What did you think about the €9-Ticket, as an author and a Berliner?
And as someone who doesn’t own a car! (laughs) I am absolutely for making public transport more affordable. We simply have to make this Verkehrswende happen. But what’s been happening instead is, paradoxically, that cars have been getting bigger. These massive SUVs that you see now are like tanks, you could practically send them to war. That’s completely the wrong direction. Private transport messes up the whole city, and it’s only when all those cars aren’t there that you see what better possibilities there are.
There have been plenty of economic and ecological arguments about the €9-Ticket, the €49-Ticket and so on. Is there also a cultural and social value to making public transport more accessible?
Yes. The €9-Ticket was really amazing, especially for people who don’t have a car and can’t usually afford to travel. The €49-Ticket excludes those who cannot afford it and that is really regrettable. Still, it’s great that it includes regional trains. Eastern Germany has been neglected in the long-distance rail network, so plenty of places can only be reached by regional trains – Magdeburg, for example, but that is just my own personal perk! (laughs) On regional trains, you get to see Germany from a whole different angle. Whether it’s apprentices going a couple of stops to their instructor, or a bunch of punks using a shopping trolley as a suitcase and drinking beer out of it – that’s the world we got to experience with the €9-Ticket.
Beyond public transport, you have written a lot about the present and past of Berlin. In your newest collection, the fabulous Berliner Bürger*Stuben, you describe the city as a palimpsest. What do you mean by that?
When I arrived in East Berlin in 1983, the city was still really shaped by the war – you could walk through Mitte and see all these old ‘Kolonialwaren’ signs above shops. There were all these vestiges everywhere. Decoding the city’s traces was something I found increasingly enthralling. In the years after the Wall came down, I noticed that a lot of the older people who lived in these historic neighbourhoods – especially Prenzlauer Berg, where I was – were either losing their apartments or dying out. So I began interviewing the old women, asking them about the war and the Nazi era and so on. And I learned that they and I moved through a totally different Berlin. They walked around a Berlin that no longer existed – there was a grocer’s here or a hair salon there when they were young. Now I am older and sometimes say that I’ve been walking down Dimitroffstraße, although it’s been called Danziger Straße for two decades now. So then I think, well now I’m exactly like Frau Globisch, my old neighbour.

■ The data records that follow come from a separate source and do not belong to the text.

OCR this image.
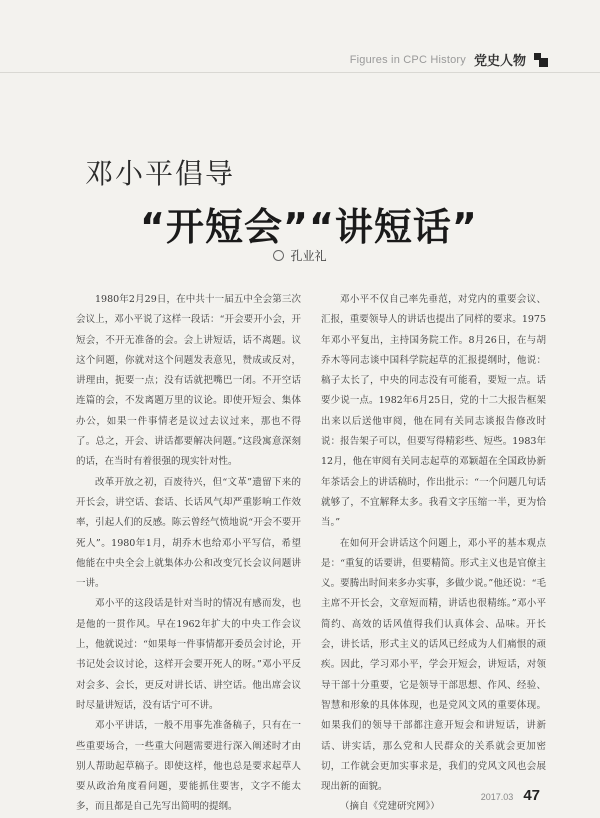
Figures in CPC History 党史人物
邓小平倡导
“开短会”“讲短话”
孔业礼

1980年2月29日，在中共十一届五中全会第三次会议上，邓小平说了这样一段话：“开会要开小会，开短会，不开无准备的会。会上讲短话，话不离题。议这个问题，你就对这个问题发表意见，赞成或反对，讲理由，扼要一点；没有话就把嘴巴一闭。不开空话连篇的会，不发离题万里的议论。即使开短会、集体办公，如果一件事情老是议过去议过来，那也不得了。总之，开会、讲话都要解决问题。”这段寓意深刻的话，在当时有着很强的现实针对性。

改革开放之初，百废待兴，但“文革”遗留下来的开长会，讲空话、套话、长话风气却严重影响工作效率，引起人们的反感。陈云曾经气愤地说“开会不要开死人”。1980年1月，胡乔木也给邓小平写信，希望他能在中央全会上就集体办公和改变冗长会议问题讲一讲。

邓小平的这段话是针对当时的情况有感而发，也是他的一贯作风。早在1962年扩大的中央工作会议上，他就说过：“如果每一件事情都开委员会讨论，开书记处会议讨论，这样开会要开死人的呀。”邓小平反对会多、会长，更反对讲长话、讲空话。他出席会议时尽量讲短话，没有话宁可不讲。

邓小平讲话，一般不用事先准备稿子，只有在一些重要场合，一些重大问题需要进行深入阐述时才由别人帮助起草稿子。即使这样，他也总是要求起草人要从政治角度看问题，要能抓住要害，文字不能太多，而且都是自己先写出简明的提纲。

邓小平不仅自己率先垂范，对党内的重要会议、汇报，重要领导人的讲话也提出了同样的要求。1975年邓小平复出，主持国务院工作。8月26日，在与胡乔木等同志谈中国科学院起草的汇报提纲时，他说：稿子太长了，中央的同志没有可能看，要短一点。话要少说一点。1982年6月25日，党的十二大报告框架出来以后送他审阅，他在同有关同志谈报告修改时说：报告架子可以，但要写得精彩些、短些。1983年12月，他在审阅有关同志起草的邓颖超在全国政协新年茶话会上的讲话稿时，作出批示：“一个问题几句话就够了，不宜解释太多。我看文字压缩一半，更为恰当。”

在如何开会讲话这个问题上，邓小平的基本观点是：“重复的话要讲，但要精简。形式主义也是官僚主义。要腾出时间来多办实事，多做少说。”他还说：“毛主席不开长会，文章短而精，讲话也很精练。”邓小平简约、高效的话风值得我们认真体会、品味。开长会，讲长话，形式主义的话风已经成为人们痛恨的顽疾。因此，学习邓小平，学会开短会，讲短话，对领导干部十分重要，它是领导干部思想、作风、经验、智慧和形象的具体体现，也是党风文风的重要体现。如果我们的领导干部都注意开短会和讲短话，讲新话、讲实话，那么党和人民群众的关系就会更加密切，工作就会更加实事求是，我们的党风文风也会展现出新的面貌。

（摘自《党建研究网》）

2017.03 47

What’s it like chronicling a city that changes so fast?
I wouldn’t say I’m the chronicler of the city. I have a very subjective viewpoint on things. And I’m not equally interested in all of Berlin – the mansions in Grunewald or people living in fancy lofts. I’m far more drawn to the Berlin of the broke, the downtrodden. And I’m drawn to the margins, the borders, the places where one world buts up against another: that’s why Bernauer Straße is so interesting to me, because it is rich on one side and poor on the other.
You write about underrepresented aspects of Berlin history, such as the East German Frauenbewegung of the 1980s and 1990s…

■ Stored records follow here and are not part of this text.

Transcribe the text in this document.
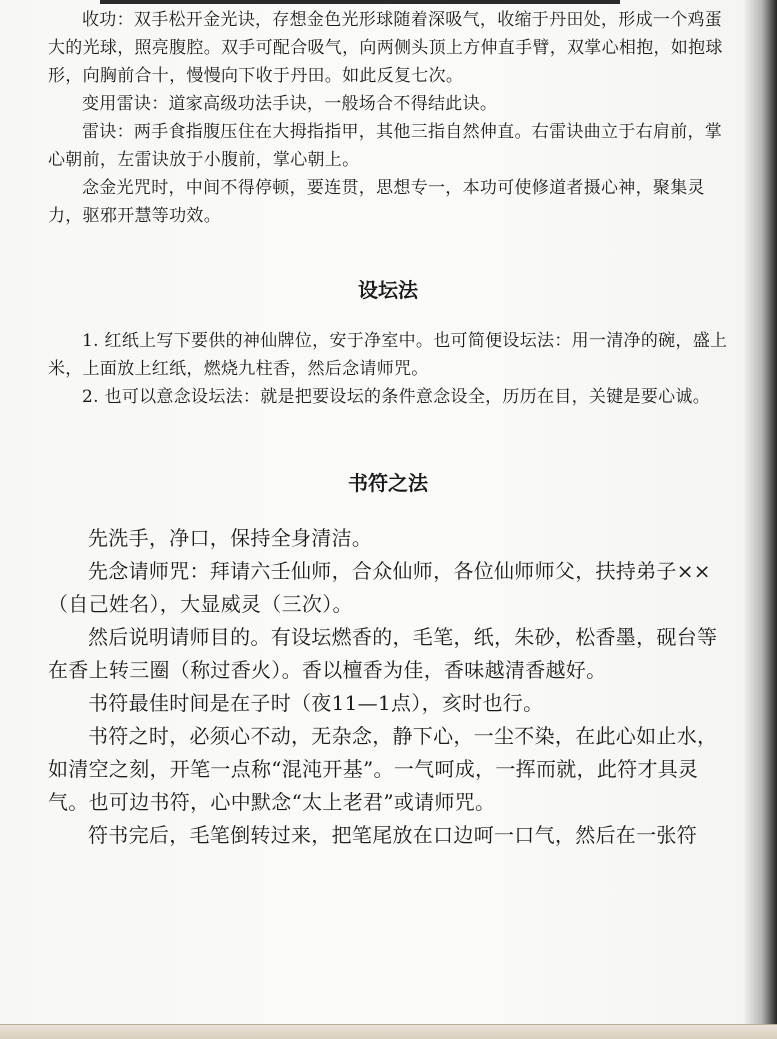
收功：双手松开金光诀，存想金色光形球随着深吸气，收缩于丹田处，形成一个鸡蛋大的光球，照亮腹腔。双手可配合吸气，向两侧头顶上方伸直手臂，双掌心相抱，如抱球形，向胸前合十，慢慢向下收于丹田。如此反复七次。

变用雷诀：道家高级功法手诀，一般场合不得结此诀。

雷诀：两手食指腹压住在大拇指指甲，其他三指自然伸直。右雷诀曲立于右肩前，掌心朝前，左雷诀放于小腹前，掌心朝上。

念金光咒时，中间不得停顿，要连贯，思想专一，本功可使修道者摄心神，聚集灵力，驱邪开慧等功效。

设坛法

1. 红纸上写下要供的神仙牌位，安于净室中。也可简便设坛法：用一清净的碗，盛上米，上面放上红纸，燃烧九柱香，然后念请师咒。

2. 也可以意念设坛法：就是把要设坛的条件意念设全，历历在目，关键是要心诚。

书符之法

先洗手，净口，保持全身清洁。

先念请师咒：拜请六壬仙师，合众仙师，各位仙师师父，扶持弟子××（自己姓名），大显威灵（三次）。

然后说明请师目的。有设坛燃香的，毛笔，纸，朱砂，松香墨，砚台等在香上转三圈（称过香火）。香以檀香为佳，香味越清香越好。

书符最佳时间是在子时（夜11—1点），亥时也行。

书符之时，必须心不动，无杂念，静下心，一尘不染，在此心如止水，如清空之刻，开笔一点称“混沌开基”。一气呵成，一挥而就，此符才具灵气。也可边书符，心中默念“太上老君”或请师咒。

符书完后，毛笔倒转过来，把笔尾放在口边呵一口气，然后在一张符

The Frauenbewegung was a diverse, queer women’s movement. A lot of what I see young people doing these days – I know it from 40 years ago! Maybe that’s why I’m out of step with all those folks from my generation who reject anything that’s ‘woke’ or queer or antiracist. I have had a lot of arguments about this. Because I absolutely stand on the side of the young. We should be concerning ourselves with all the injustices of the world.
As someone who speaks bluntly about gentrification and how the city has changed for the worse – how can Neuberliner*innen help preserve what’s great about the place?
When I talk about gentrification, I’m not bashing individuals who just happen to have money. It’s more about: How are we going to live together? And what is going to happen to the vulnerable, to the homeless, to the people that have sought asylum here? To be a Berliner, you need tolerance and respect. And I have always liked that people here don’t take every- thing so seriously. Those old Berliner women would tell me the most horrible things, but tell them in such a way that you just had to laugh. That’s Berlin: the horror and the humour, deeply connected.
Annett Gröschner was born in Magdeburg in 1964 and moved to East Berlin in 1983, where she established herself on the fringes of the Prenzlauer Berg cultural underground. Since the 1990s, she has published reportage in German newspapers, written two celebrated novels and released numerous nonfiction books – most recently a collection of essays and sketches about contemporary Berlin, Berliner Bürger*Stuben. Palimpseste und Geschichten (Nautilus, 2020). Among her many prizes are the Anna-Seghers-Stipendium of the Akademie der Künste and the Großer Berliner Kunstpreis in 2021. Her next book, Die Bernauer Straße (be.bra), will be out early 2023.